In October, social media chatter that the Swiss bank was on the brink of going bust sent shares on a wild ride.
It also appeared to cost the firm dearly: Customers withdrew 111 billion Swiss francs ($121 billion) in the final three months of 2022 amid the speculation.
Credit Suisse has since embarked on a massive turnaround plan that will see it slash 9,000 full-time jobs by the end of 2025. The firm will also spin off its investment bank and focus more on wealth management.
But last month, the Zurich-based lender reported its biggest annual loss since the financial crisis in 2008, highlighting the scale of the challenge it continues to face.
It lost 7.3 billion Swiss francs ($7.9 billion) in 2022, compared to a loss of 8.2 billion Swiss francs ($8.9 billion) in 2008.
The dismal results followed a series of missteps and compliance failures that have already cost the bank dearly.
For example, the collapse of US hedge fund Archegos Capital Management, a client of Credit Suisse, in 2021 cost the bank $5.5 billion. An independent external investigation later found “a failure to effectively manage risk.”

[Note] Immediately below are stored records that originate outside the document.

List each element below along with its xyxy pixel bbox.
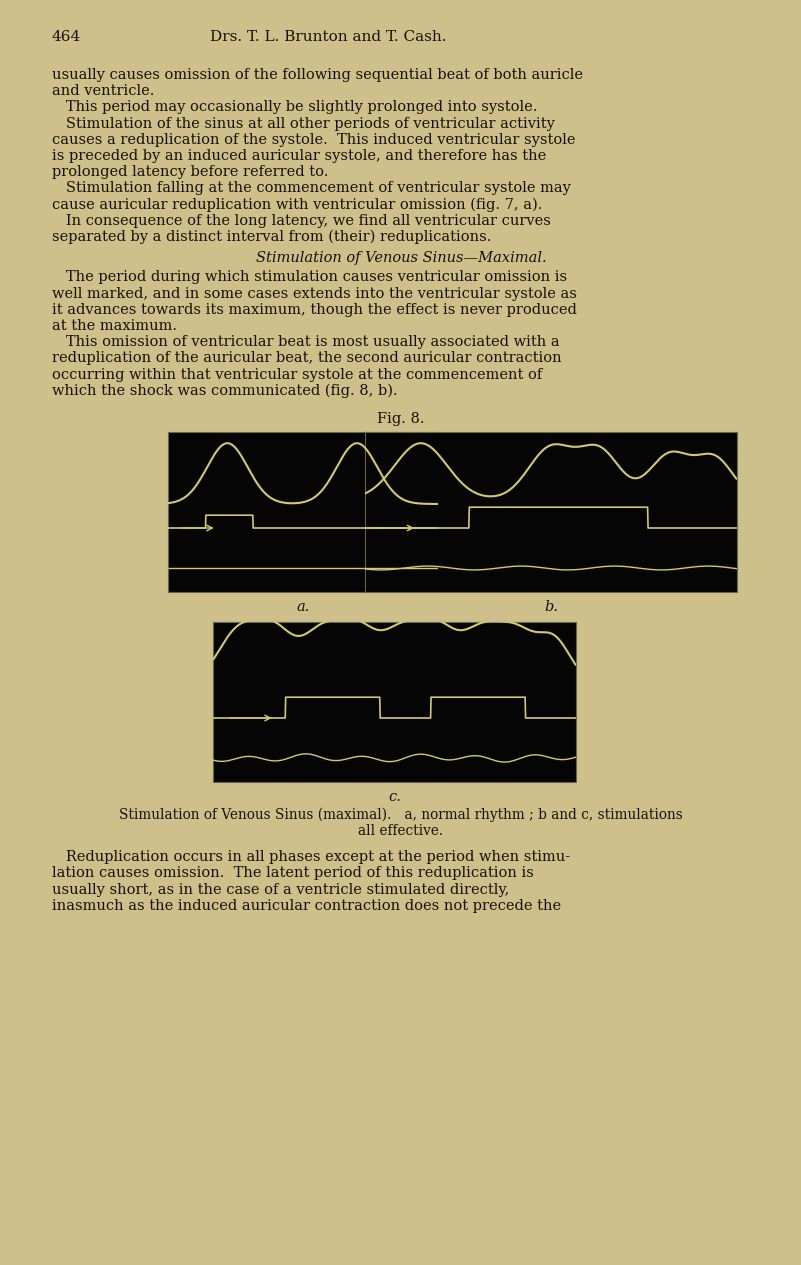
Text: The period during which stimulation causes ventricular omission is: The period during which stimulation caus… [52,271,567,285]
Text: occurring within that ventricular systole at the commencement of: occurring within that ventricular systol… [52,368,542,382]
Text: it advances towards its maximum, though the effect is never produced: it advances towards its maximum, though … [52,302,577,316]
Text: usually short, as in the case of a ventricle stimulated directly,: usually short, as in the case of a ventr… [52,883,509,897]
Text: separated by a distinct interval from (their) reduplications.: separated by a distinct interval from (t… [52,230,491,244]
Text: In consequence of the long latency, we find all ventricular curves: In consequence of the long latency, we f… [52,214,551,228]
Text: usually causes omission of the following sequential beat of both auricle: usually causes omission of the following… [52,68,583,82]
Text: c.: c. [388,791,401,805]
Text: is preceded by an induced auricular systole, and therefore has the: is preceded by an induced auricular syst… [52,149,546,163]
Text: reduplication of the auricular beat, the second auricular contraction: reduplication of the auricular beat, the… [52,352,562,366]
Bar [168,433,438,592]
Text: a.: a. [296,600,310,614]
Text: prolonged latency before referred to.: prolonged latency before referred to. [52,166,328,180]
Text: This period may occasionally be slightly prolonged into systole.: This period may occasionally be slightly… [52,100,537,114]
Text: cause auricular reduplication with ventricular omission (fig. 7, a).: cause auricular reduplication with ventr… [52,197,542,213]
Text: Stimulation falling at the commencement of ventricular systole may: Stimulation falling at the commencement … [52,181,571,195]
Bar [365,433,737,592]
Text: inasmuch as the induced auricular contraction does not precede the: inasmuch as the induced auricular contra… [52,899,562,913]
Text: Fig. 8.: Fig. 8. [377,412,425,426]
Text: causes a reduplication of the systole.  This induced ventricular systole: causes a reduplication of the systole. T… [52,133,575,147]
Text: Drs. T. L. Brunton and T. Cash.: Drs. T. L. Brunton and T. Cash. [210,30,446,44]
Text: and ventricle.: and ventricle. [52,85,155,99]
Text: Stimulation of Venous Sinus (maximal).   a, normal rhythm ; b and c, stimulation: Stimulation of Venous Sinus (maximal). a… [119,808,683,822]
Text: which the shock was communicated (fig. 8, b).: which the shock was communicated (fig. 8… [52,383,397,398]
Text: at the maximum.: at the maximum. [52,319,177,333]
Text: all effective.: all effective. [358,825,444,839]
Text: 464: 464 [52,30,81,44]
Text: lation causes omission.  The latent period of this reduplication is: lation causes omission. The latent perio… [52,867,534,880]
Text: b.: b. [544,600,558,614]
Text: Stimulation of the sinus at all other periods of ventricular activity: Stimulation of the sinus at all other pe… [52,116,555,130]
Text: Stimulation of Venous Sinus—Maximal.: Stimulation of Venous Sinus—Maximal. [256,252,546,266]
Bar [213,622,576,782]
Text: This omission of ventricular beat is most usually associated with a: This omission of ventricular beat is mos… [52,335,560,349]
Text: Reduplication occurs in all phases except at the period when stimu-: Reduplication occurs in all phases excep… [52,850,570,864]
Text: well marked, and in some cases extends into the ventricular systole as: well marked, and in some cases extends i… [52,287,577,301]
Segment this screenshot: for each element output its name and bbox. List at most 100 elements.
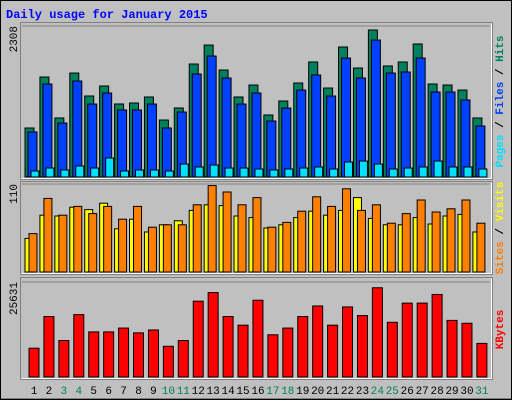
x-tick-label: 23 — [356, 386, 369, 398]
bar — [207, 292, 219, 378]
bar — [476, 342, 488, 378]
y-tick-label: 25631 — [9, 282, 21, 315]
bar — [43, 316, 55, 378]
legend: Pages / Files / Hits — [495, 35, 507, 167]
x-tick-label: 21 — [326, 386, 340, 398]
bar — [88, 331, 100, 378]
y-tick-label: 2308 — [9, 26, 21, 52]
legend: Sites / Visits — [495, 182, 507, 274]
bar — [433, 160, 443, 178]
bar — [149, 169, 159, 178]
bar — [282, 327, 294, 378]
bar — [416, 302, 428, 378]
bar — [356, 315, 368, 378]
bar — [177, 224, 187, 273]
bar — [132, 109, 143, 178]
bar — [329, 168, 339, 178]
legend: KBytes — [495, 310, 507, 350]
x-tick-label: 13 — [207, 386, 220, 398]
legend-entry: Sites — [495, 241, 507, 274]
bar — [118, 327, 130, 378]
bar — [118, 218, 128, 273]
chart-title: Daily usage for January 2015 — [6, 8, 208, 22]
x-tick-label: 17 — [266, 386, 279, 398]
x-tick-label: 18 — [281, 386, 294, 398]
bar — [267, 226, 277, 273]
x-tick-label: 25 — [386, 386, 399, 398]
bar — [326, 95, 337, 178]
x-tick-label: 12 — [192, 386, 205, 398]
bar — [192, 300, 204, 378]
x-tick-label: 2 — [46, 386, 53, 398]
bar — [341, 57, 352, 178]
bar — [30, 170, 40, 178]
bar — [373, 163, 383, 178]
bar — [299, 167, 309, 178]
bar — [401, 213, 411, 273]
bar — [133, 332, 145, 378]
legend-separator: / — [495, 62, 507, 82]
bar — [88, 213, 98, 273]
bar — [297, 316, 309, 378]
bar — [224, 167, 234, 178]
bar — [386, 222, 396, 273]
bar — [103, 205, 113, 273]
bar — [416, 199, 426, 273]
bar — [400, 71, 411, 178]
bar — [164, 170, 174, 178]
bar — [386, 321, 398, 378]
y-tick-label: 110 — [9, 184, 21, 204]
bar — [281, 107, 292, 178]
bar — [371, 287, 383, 378]
bar — [120, 170, 130, 178]
bar — [370, 39, 381, 178]
bar — [75, 165, 85, 178]
bar — [478, 168, 488, 178]
bar — [58, 340, 70, 378]
bar — [103, 331, 115, 378]
bar — [236, 103, 247, 178]
bar — [312, 196, 322, 273]
bar — [388, 168, 398, 178]
bar — [28, 347, 40, 378]
x-tick-label: 5 — [90, 386, 97, 398]
legend-separator: / — [495, 115, 507, 135]
x-tick-label: 3 — [61, 386, 68, 398]
bar — [237, 204, 247, 273]
bar — [371, 204, 381, 273]
bar — [191, 73, 202, 178]
bar — [237, 324, 249, 378]
bar — [135, 169, 145, 178]
bar — [192, 204, 202, 273]
bar — [105, 157, 115, 178]
bar — [448, 166, 458, 178]
bar — [133, 205, 143, 273]
bar — [117, 109, 128, 178]
bar — [60, 169, 70, 178]
bar — [296, 89, 307, 178]
x-tick-label: 11 — [177, 386, 191, 398]
legend-entry: Hits — [495, 35, 507, 61]
bar — [446, 208, 456, 273]
bar — [43, 197, 53, 273]
bar — [415, 57, 426, 178]
bar — [162, 345, 174, 378]
legend-entry: KBytes — [495, 310, 507, 350]
bar — [221, 77, 232, 178]
bar — [87, 103, 98, 178]
bar — [42, 83, 53, 178]
bar — [27, 131, 38, 178]
legend-entry: Pages — [495, 135, 507, 168]
bar — [460, 99, 471, 178]
bar — [431, 293, 443, 378]
bar — [314, 166, 324, 178]
legend-entry: Files — [495, 82, 507, 115]
x-tick-label: 27 — [416, 386, 429, 398]
bar — [463, 166, 473, 178]
bar — [57, 122, 68, 178]
x-tick-label: 29 — [445, 386, 458, 398]
bar — [344, 161, 354, 178]
bar — [269, 169, 279, 178]
x-tick-label: 10 — [162, 386, 175, 398]
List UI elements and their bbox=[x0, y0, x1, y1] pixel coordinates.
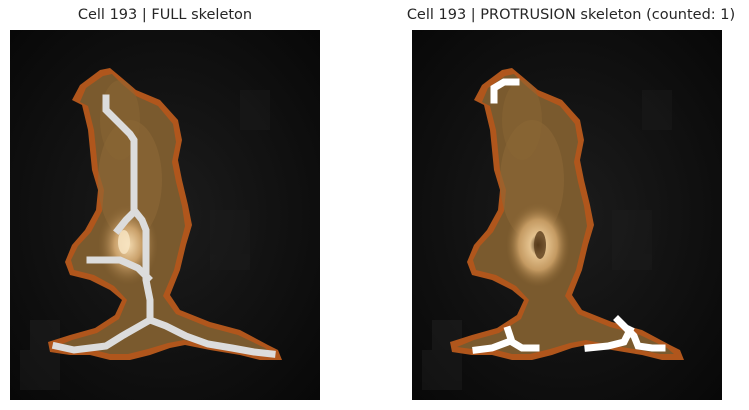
protrusion-segment-lower-left bbox=[472, 325, 540, 354]
nucleus-highlight bbox=[118, 230, 130, 254]
image-full-skeleton bbox=[10, 30, 320, 400]
cell-image-protrusion bbox=[412, 30, 722, 400]
panel-title-protrusion: Cell 193 | PROTRUSION skeleton (counted:… bbox=[406, 7, 736, 23]
nucleus-center bbox=[534, 231, 546, 259]
background-texture bbox=[422, 90, 672, 390]
skeleton-branch-left bbox=[86, 256, 153, 283]
full-skeleton bbox=[51, 94, 276, 358]
protrusion-segment-top bbox=[490, 78, 520, 104]
protrusion-segment-lower-right bbox=[584, 315, 666, 352]
skeleton-branch-lower-left bbox=[51, 315, 155, 354]
skeleton-branch-top-left bbox=[113, 207, 139, 235]
cell-image-full bbox=[10, 30, 320, 400]
cell-shading-upper bbox=[502, 80, 542, 160]
panel-full-skeleton: Cell 193 | FULL skeleton bbox=[0, 0, 330, 410]
skeleton-branch-lower-right bbox=[145, 315, 276, 358]
panel-title-full: Cell 193 | FULL skeleton bbox=[77, 7, 253, 23]
panel-protrusion-skeleton: Cell 193 | PROTRUSION skeleton (counted:… bbox=[400, 0, 735, 410]
image-protrusion-skeleton bbox=[412, 30, 722, 400]
protrusion-skeleton bbox=[472, 78, 666, 354]
skeleton-main-stem bbox=[102, 94, 154, 324]
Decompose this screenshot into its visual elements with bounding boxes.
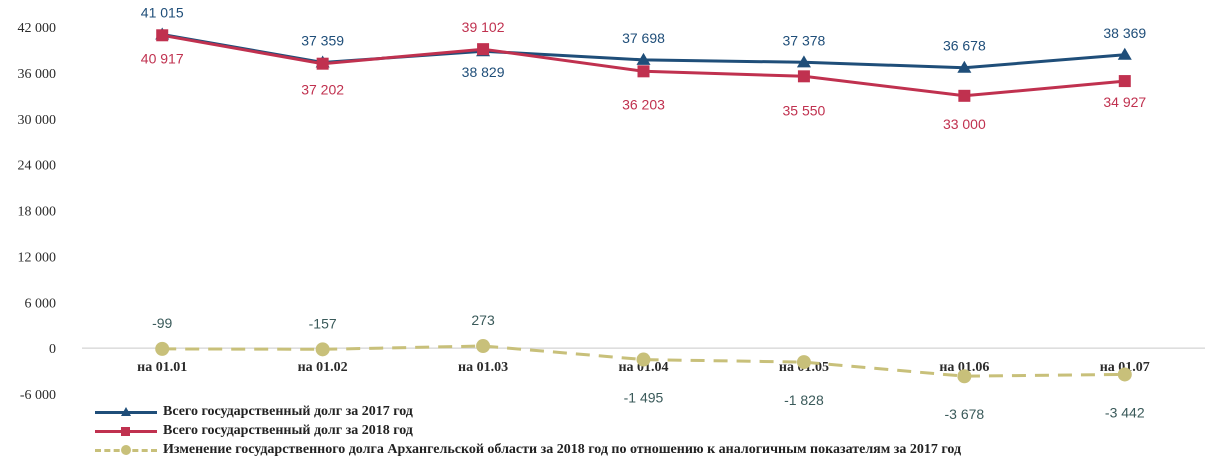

Last year, the bank’s chairman also resigned following an investigation commissioned by the board that reportedly looked at claims that he broke Covid-19 rules. The inquiry was said to focus on conduct including travel and his personal use of corporate aircraft.
The bank’s reputation has also been marred by a spying scandal in recent years, which ultimately led to the resignation of its former CEO and COO.
New deal: Credit Suisse said Wednesday it would borrow up to 50 billion Swiss Francs ($53.7 billion) from the Swiss National Bank, as it seeks to reassure investors it has the necessary cash to stay afloat. Investors sent shares in the country’s second biggest lender crashing by as much as 30% Wednesday.